For some Salvation Army Santas, it's 'Ho, ho . . . whoa!'

TAMPA, Fla. - A volunteer emptying Salvation Army kettles in southwest Florida this month came across something that stood out from the piles of spare change and crumpled up bills: a 1911 Liberty Eagle gold coin worth around $1,000.

The person who quietly deposited it outside a Fort Myers supermarket continued a holiday tradition of using the iconic red pots to make valuable and unusual donations to the charity.

"It's a welcome gift, believe me," said Maj. George Hood, a national spokesman for the charity, which has seen total donations drop around 25 percent in the tough economy.

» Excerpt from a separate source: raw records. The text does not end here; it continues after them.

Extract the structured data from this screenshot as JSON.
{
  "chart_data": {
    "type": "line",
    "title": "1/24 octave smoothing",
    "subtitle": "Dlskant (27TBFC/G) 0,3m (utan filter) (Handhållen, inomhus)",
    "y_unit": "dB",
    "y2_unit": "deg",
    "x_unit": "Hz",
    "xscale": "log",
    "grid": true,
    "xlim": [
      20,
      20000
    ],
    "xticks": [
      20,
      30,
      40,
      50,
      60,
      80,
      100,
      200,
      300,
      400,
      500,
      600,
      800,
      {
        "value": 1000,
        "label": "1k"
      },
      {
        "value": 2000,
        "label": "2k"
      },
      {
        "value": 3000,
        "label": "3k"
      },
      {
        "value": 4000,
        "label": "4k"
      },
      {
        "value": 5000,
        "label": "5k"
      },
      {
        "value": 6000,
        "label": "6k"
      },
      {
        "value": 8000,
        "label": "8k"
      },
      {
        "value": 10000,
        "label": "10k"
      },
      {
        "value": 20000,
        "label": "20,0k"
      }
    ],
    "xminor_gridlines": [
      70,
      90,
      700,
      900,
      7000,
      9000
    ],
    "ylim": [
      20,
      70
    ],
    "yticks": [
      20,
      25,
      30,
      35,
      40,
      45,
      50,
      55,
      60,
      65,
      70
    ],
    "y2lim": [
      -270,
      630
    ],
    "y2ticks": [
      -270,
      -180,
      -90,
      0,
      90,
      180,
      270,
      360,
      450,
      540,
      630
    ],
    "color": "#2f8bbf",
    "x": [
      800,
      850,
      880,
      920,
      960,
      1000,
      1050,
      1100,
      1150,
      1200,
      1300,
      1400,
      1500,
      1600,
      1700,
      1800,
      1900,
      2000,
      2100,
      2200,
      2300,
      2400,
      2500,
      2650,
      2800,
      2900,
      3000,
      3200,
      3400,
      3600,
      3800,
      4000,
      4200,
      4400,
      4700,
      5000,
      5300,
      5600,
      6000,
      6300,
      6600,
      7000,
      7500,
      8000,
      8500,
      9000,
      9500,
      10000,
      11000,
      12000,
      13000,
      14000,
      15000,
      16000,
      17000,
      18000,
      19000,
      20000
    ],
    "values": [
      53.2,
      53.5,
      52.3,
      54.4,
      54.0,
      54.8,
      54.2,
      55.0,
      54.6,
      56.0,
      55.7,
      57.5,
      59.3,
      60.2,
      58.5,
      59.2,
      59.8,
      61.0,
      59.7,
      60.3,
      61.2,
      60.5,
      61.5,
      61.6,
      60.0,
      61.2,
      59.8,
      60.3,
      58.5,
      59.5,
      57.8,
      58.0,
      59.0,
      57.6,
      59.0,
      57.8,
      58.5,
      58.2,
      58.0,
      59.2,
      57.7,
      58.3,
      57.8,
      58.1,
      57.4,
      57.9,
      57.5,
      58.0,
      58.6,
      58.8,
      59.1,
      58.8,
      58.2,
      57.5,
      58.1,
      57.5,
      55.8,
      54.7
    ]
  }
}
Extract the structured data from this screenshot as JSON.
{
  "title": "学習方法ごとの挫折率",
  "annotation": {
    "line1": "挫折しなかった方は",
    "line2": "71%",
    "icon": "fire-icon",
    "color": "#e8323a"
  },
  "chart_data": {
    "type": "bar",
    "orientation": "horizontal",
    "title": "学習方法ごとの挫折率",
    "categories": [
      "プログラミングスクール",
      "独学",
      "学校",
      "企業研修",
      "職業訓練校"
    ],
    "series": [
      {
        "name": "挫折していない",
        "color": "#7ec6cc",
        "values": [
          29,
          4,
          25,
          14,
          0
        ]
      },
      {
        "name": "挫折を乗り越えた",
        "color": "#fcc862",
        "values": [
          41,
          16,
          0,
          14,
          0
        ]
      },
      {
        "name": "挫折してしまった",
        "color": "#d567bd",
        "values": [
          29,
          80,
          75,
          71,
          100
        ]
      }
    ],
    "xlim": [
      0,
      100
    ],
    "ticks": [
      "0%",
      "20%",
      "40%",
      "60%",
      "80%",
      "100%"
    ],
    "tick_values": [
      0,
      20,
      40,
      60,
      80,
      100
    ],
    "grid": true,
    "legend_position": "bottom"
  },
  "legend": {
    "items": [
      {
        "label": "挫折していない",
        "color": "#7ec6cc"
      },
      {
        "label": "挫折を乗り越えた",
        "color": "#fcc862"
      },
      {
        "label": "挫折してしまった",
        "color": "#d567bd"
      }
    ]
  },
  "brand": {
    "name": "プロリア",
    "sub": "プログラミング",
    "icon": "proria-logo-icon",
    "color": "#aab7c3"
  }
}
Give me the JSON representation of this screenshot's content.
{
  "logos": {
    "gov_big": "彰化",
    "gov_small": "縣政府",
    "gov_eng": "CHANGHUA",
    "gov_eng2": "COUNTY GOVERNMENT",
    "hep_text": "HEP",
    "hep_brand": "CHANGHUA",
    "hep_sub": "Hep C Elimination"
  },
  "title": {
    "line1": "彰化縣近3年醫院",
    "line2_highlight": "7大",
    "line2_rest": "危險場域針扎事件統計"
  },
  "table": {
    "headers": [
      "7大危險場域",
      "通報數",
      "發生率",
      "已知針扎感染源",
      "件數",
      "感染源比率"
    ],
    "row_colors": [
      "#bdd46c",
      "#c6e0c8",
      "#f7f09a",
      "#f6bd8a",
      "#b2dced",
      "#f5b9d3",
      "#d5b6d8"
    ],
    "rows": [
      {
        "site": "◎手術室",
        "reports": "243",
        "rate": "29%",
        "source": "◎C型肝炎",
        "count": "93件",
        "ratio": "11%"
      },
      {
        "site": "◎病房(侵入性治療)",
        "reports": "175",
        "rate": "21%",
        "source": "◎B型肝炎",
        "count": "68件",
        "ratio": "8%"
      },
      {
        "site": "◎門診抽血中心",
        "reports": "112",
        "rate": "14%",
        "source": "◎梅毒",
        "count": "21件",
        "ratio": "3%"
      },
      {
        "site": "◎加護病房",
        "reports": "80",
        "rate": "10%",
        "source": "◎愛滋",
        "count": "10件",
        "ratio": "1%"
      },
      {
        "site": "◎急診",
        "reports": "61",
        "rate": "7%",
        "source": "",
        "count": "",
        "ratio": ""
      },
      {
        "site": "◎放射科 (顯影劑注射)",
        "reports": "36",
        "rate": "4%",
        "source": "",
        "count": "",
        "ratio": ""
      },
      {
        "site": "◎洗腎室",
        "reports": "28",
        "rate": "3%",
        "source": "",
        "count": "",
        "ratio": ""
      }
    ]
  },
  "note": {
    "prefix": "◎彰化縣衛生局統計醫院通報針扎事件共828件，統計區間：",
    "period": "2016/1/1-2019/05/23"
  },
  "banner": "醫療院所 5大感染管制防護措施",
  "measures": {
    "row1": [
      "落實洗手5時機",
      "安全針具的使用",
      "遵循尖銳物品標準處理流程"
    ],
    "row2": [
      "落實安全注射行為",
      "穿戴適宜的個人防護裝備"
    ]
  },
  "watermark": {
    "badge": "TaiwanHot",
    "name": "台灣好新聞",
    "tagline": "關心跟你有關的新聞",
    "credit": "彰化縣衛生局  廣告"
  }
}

People might be plunking in less loose change this season, but the Salvation Army is still coming across exotic kettle donations.

This month, a rare 1910 gold coin worth thousands was dropped into a kettle in Berlin, Vt. Someone in Uniontown, Pa., deposited a diamond ring worth about $2,000.

And every holiday season for the last seven years, someone has dropped a Krugerrand, a gold coin from South Africa, into a kettle in Waterloo, Iowa. The one left recently was valued at $678, Hood said.

Nationally, the Salvation Army collects about $118 million a year from its 25,000 red kettles.

As far as the charity knows, the first time a valuable coin was dropped into a kettle was in 1982 in a Chicago suburb. Since then it's happened about 300 times across the country.

It was the third year in a row that a rare Liberty Eagle coin was left in Fort Myers, apparently by the same person, said Megan Spears, a spokeswoman for the local chapter.

Like the two previous years, the coin was in a small plastic case with a note printed neatly on plain, unlined paper: "In memory of Mimi."